Sunday 11 August 2013

Polystyrene balls

In the station where I worked there was a corridor separating the main open plan office from the rooms occupied by the gaffer and boss. Opposite the boss's door was an A4 size laminated sign showing the layout of the building and its emergency exits. We all now the building like the back of our hands, so no-one really pays that much attention to it. For years it has been stuck to the wall with blue tac. Never moved. Never interfered with. Until one night.

For some reason, I can't recall why, the sign drew our attention one night shift. Peeling it away from the wall we found it had been strategically placed, not because it was a good place to an emergency exit route card, but because it covered a hole in the wall that looked as if it previously housed an electrical switch of some description.

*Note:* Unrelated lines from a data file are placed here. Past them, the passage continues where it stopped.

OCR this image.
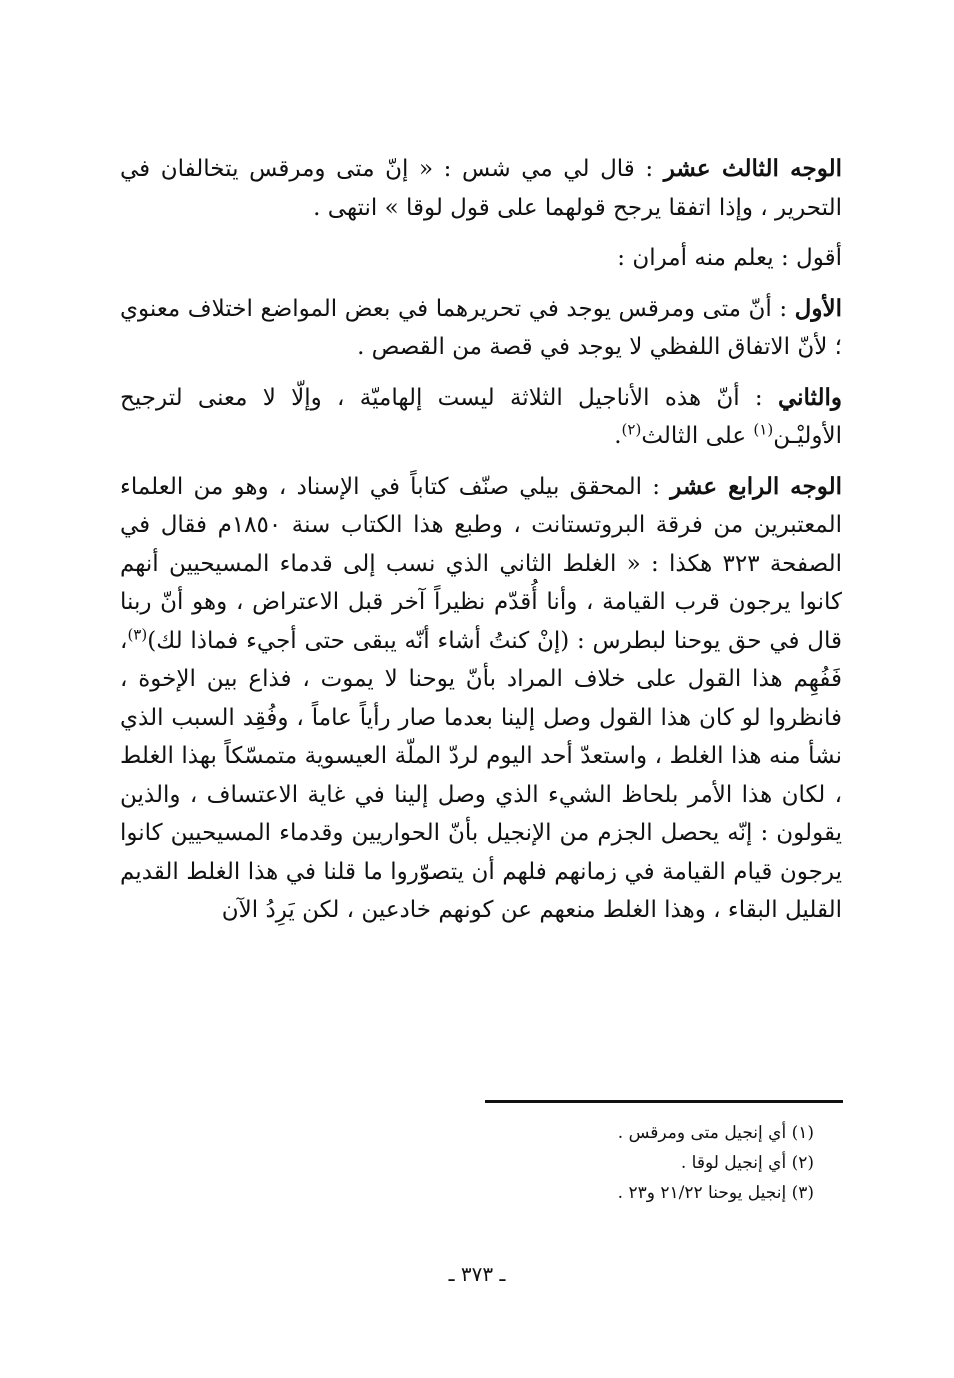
الوجه الثالث عشر : قال لي مي شس : « إنّ متى ومرقس يتخالفان في التحرير ، وإذا اتفقا يرجح قولهما على قول لوقا » انتهى .

أقول : يعلم منه أمران :

الأول : أنّ متى ومرقس يوجد في تحريرهما في بعض المواضع اختلاف معنوي ؛ لأنّ الاتفاق اللفظي لا يوجد في قصة من القصص .

والثاني : أنّ هذه الأناجيل الثلاثة ليست إلهاميّة ، وإلّا لا معنى لترجيح الأوليْـن$^{(١)}$ على الثالث$^{(٢)}$.

الوجه الرابع عشر : المحقق بيلي صنّف كتاباً في الإسناد ، وهو من العلماء المعتبرين من فرقة البروتستانت ، وطبع هذا الكتاب سنة ١٨٥٠م فقال في الصفحة ٣٢٣ هكذا : « الغلط الثاني الذي نسب إلى قدماء المسيحيين أنهم كانوا يرجون قرب القيامة ، وأنا أُقدّم نظيراً آخر قبل الاعتراض ، وهو أنّ ربنا قال في حق يوحنا لبطرس : (إنْ كنتُ أشاء أنّه يبقى حتى أجيء فماذا لك)$^{(٣)}$، فَفُهِم هذا القول على خلاف المراد بأنّ يوحنا لا يموت ، فذاع بين الإخوة ، فانظروا لو كان هذا القول وصل إلينا بعدما صار رأياً عاماً ، وفُقِد السبب الذي نشأ منه هذا الغلط ، واستعدّ أحد اليوم لردّ الملّة العيسوية متمسّكاً بهذا الغلط ، لكان هذا الأمر بلحاظ الشيء الذي وصل إلينا في غاية الاعتساف ، والذين يقولون : إنّه يحصل الجزم من الإنجيل بأنّ الحواريين وقدماء المسيحيين كانوا يرجون قيام القيامة في زمانهم فلهم أن يتصوّروا ما قلنا في هذا الغلط القديم القليل البقاء ، وهذا الغلط منعهم عن كونهم خادعين ، لكن يَرِدُ الآن

(١) أي إنجيل متى ومرقس .
(٢) أي إنجيل لوقا .
(٣) إنجيل يوحنا ٢١/٢٢ و٢٣ .
ـ ٣٧٣ ـ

The perfect square hole in the wall with nothing there now. Imagine what we could do with that? 

Well it quickly became the source of much hilarity. A bit of planning and searching for the right product and we decided that it would be a good idea to fill the hole. Nothing unusual or funny about that I hear you say, but we decided to create a bit of fun.

Carefully positioning the laminated sign to expose only the very top of the hole, we carefully (but not carefully enough) poured in tiny polystyrene balls. Unfortunately, they went not only into the hole, but everywhere else as well. Thinking we were being successful we suddenly noticed loose particles rolling gently under the boss's locked door. The quicker we moved to stop the flow, the more air we moved and the faster the balls rolled to an unrecoverable position, guaranteed to give away the plot before it could be set. 

Compromising and only part filing the hole, the laminates sign was then returned to its original position covering the hole and thus stopping the polystyrene balls from falling out. The only difference - the sign was now deliberately positioned upside down. With much hilarity, we managed to "access" the cleaners cupboard and vacuum the rogue polystyrene from under the boss's door, leaving the whole place looking like nothing happened. 

Imagining that despite having perpetrated this act of wanton fun, we would fail to see it taking effect, we finished nightshift expecting to hear all about it the following evening. 

Silence. Zilch. Nyadda.

Nobody said a word and no-one even asked if we had been responsible. A discrete check established that the sign was still intact and upside down. For weeks it remained so, until one day the gaffer did notice and, thinking he would merely turn the sign the correct way, ripped it from the wall only to be faced with a deluge of tiny polystyrene balls that covered the floor. Naturally, he was not best pleased and his wrath was clearly evident, but having just come into the building, we were viewed as the least likely candidates and so could achieve plausible deniability and believable innocence. Rants later the culprits remained at large and merely slipped out on patrol to consider and plan the next little escapade.